Funny how democracy works (something that Bush claims to know), when Pericles in ancient Athens, the Father of Democracy, forced it upon the Thebans, they revolted. In fact, lots of City-states in the Peloponnesian wars despised the fact that another government was imposed upon them and sided with Sparta that won the wars.
The ruins of his administration's top policy priority can be found not only in Gaza but also in the new "democratic" Iraq, where the local journalist who tossed the shoes was jailed without formal charges and may have been tortured.
Now come the apologists. The guilty who want to say they were just taking orders, or the intelligence was faulty, or that Jimmy Carter caused the economic meltdown.
Condi Rice blamed the press for the image that sullied Bush's Iraq swan song: "That someone chose to throw a shoe at the president is what gets reported over and over." We are back where we came in. This was the same line Donald Rumsfeld used to deny the significance of the looting in Baghdad during his famous "Stuff happens!"
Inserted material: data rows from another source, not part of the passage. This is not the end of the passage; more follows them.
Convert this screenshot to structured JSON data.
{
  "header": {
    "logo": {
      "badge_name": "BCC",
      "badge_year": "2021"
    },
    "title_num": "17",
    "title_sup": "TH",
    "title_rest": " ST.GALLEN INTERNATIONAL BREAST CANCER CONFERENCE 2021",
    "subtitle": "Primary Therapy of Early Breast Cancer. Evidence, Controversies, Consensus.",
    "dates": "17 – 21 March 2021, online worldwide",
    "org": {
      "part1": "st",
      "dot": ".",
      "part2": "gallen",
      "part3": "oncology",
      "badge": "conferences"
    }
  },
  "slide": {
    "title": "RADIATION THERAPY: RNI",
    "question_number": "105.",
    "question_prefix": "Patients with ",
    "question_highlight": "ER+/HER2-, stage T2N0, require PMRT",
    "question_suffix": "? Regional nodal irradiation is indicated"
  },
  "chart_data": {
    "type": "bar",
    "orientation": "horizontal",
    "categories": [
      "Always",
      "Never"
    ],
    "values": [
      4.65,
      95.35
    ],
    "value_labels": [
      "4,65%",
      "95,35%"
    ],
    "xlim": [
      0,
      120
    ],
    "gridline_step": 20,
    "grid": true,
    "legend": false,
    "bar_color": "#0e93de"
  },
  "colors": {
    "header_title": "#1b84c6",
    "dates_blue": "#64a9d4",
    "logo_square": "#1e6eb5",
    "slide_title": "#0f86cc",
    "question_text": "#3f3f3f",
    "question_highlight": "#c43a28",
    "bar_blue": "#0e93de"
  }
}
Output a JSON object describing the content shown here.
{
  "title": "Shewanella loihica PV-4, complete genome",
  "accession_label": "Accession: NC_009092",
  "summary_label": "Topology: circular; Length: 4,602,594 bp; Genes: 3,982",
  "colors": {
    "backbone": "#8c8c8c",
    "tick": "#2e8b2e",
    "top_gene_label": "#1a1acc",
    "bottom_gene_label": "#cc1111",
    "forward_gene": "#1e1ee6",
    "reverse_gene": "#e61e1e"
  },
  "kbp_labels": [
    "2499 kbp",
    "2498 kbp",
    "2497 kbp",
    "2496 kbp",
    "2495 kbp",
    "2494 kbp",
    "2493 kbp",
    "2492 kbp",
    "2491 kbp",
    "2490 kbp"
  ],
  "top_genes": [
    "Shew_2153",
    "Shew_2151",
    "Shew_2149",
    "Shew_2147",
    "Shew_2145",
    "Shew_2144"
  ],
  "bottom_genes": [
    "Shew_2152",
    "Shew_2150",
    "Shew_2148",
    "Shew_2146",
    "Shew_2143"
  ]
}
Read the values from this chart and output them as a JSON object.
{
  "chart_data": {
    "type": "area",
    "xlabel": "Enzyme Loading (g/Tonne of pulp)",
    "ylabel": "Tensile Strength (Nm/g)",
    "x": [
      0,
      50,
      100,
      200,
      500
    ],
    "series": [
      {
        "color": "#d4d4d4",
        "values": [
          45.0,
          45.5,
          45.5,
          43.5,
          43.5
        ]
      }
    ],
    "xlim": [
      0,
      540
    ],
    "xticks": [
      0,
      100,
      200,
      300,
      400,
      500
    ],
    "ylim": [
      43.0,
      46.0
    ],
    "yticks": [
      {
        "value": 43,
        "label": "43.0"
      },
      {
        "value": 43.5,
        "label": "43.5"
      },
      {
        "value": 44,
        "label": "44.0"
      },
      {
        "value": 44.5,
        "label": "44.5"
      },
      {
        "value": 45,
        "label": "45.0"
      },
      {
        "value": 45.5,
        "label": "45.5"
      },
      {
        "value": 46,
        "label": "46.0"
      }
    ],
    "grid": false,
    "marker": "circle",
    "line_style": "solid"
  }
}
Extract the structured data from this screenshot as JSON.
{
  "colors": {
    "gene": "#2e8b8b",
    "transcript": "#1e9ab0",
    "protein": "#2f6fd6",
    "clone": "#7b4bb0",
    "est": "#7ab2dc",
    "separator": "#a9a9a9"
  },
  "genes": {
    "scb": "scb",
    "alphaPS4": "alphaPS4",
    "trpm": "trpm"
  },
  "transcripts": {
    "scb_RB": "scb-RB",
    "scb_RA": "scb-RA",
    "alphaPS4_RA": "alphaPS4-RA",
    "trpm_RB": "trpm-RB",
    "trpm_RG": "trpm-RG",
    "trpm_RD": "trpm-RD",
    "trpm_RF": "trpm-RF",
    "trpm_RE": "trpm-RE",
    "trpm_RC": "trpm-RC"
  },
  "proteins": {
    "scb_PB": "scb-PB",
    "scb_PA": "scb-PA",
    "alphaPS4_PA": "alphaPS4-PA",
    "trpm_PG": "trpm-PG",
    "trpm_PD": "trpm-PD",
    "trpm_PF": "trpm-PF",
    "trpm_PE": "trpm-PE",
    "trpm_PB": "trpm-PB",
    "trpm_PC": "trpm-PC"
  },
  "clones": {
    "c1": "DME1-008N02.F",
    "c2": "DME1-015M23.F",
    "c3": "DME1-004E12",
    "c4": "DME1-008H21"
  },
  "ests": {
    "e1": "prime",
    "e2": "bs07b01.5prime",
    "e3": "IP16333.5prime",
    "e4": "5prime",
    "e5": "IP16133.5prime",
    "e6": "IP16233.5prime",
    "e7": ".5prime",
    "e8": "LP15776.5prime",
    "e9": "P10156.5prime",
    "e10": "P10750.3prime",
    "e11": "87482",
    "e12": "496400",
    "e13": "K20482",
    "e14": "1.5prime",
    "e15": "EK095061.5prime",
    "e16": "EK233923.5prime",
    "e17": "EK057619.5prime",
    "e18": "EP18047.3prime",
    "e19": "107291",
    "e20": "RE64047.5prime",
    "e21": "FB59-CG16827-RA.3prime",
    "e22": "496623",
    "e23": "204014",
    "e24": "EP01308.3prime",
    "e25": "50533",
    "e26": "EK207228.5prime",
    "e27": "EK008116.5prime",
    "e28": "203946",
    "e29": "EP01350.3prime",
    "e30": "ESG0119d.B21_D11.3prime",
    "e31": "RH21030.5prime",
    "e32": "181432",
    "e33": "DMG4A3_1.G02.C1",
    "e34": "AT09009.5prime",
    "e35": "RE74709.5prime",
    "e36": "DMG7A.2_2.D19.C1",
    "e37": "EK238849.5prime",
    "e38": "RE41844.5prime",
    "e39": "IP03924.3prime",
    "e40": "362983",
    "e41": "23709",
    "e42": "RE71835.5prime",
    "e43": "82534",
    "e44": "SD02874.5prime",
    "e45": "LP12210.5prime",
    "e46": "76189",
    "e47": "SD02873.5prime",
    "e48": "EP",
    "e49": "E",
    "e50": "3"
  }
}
Those poor victims of the press that sold the war for them lock stock and smoking barrel. I need to pause and wipe a tear away....OK. I'm OK.
To this end, Rove has repeated a stunt he first fed to the press two years ago: he is once again claiming that he and Bush have an annual book-reading contest, with Bush chalking up as many as 95 books a year, by authors as hifalutin as Camus. This hagiographic portrait of Bush the Egghead might be easier to buy were the former national security official Richard Clarke not quoted in the new Vanity Fair saying that both Rice and her deputy, Stephen Hadley, had instructed him early on to keep his memos short because the president is "not a big reader."
Calling Bush an intellectual is like calling Stalin an ethicist. Yes I said it.
But the brazenness of Bush's alternative-reality history is itself revelatory. The audacity of its hype helps clear up the mystery of how someone so slight could inflict so much damage. So do his many print and television exit interviews?
The man who emerges is a narcissist with no self-awareness whatsoever. It's that arrogance that allowed him to tune out even the most calamitous of realities, freeing him to compound them without missing a step. The president who famously couldn't name a single mistake of his presidency at a press conference in 2004 still can't.
Hagiography, the rewriting of actual history has become an art for Republicans and a perjorative for scholars
"The attacks of September the 11th came out of nowhere," he said in another interview, as if he hadn't ignored frantic intelligence warnings that summer of a Maida attack. But it was an "intelligence failure," not his relentless invocation of patently fictitious "mushroom clouds," that sped us into Iraq.
Frank Rich's column rocked me because it is soooooo true. I think it will rock you as well.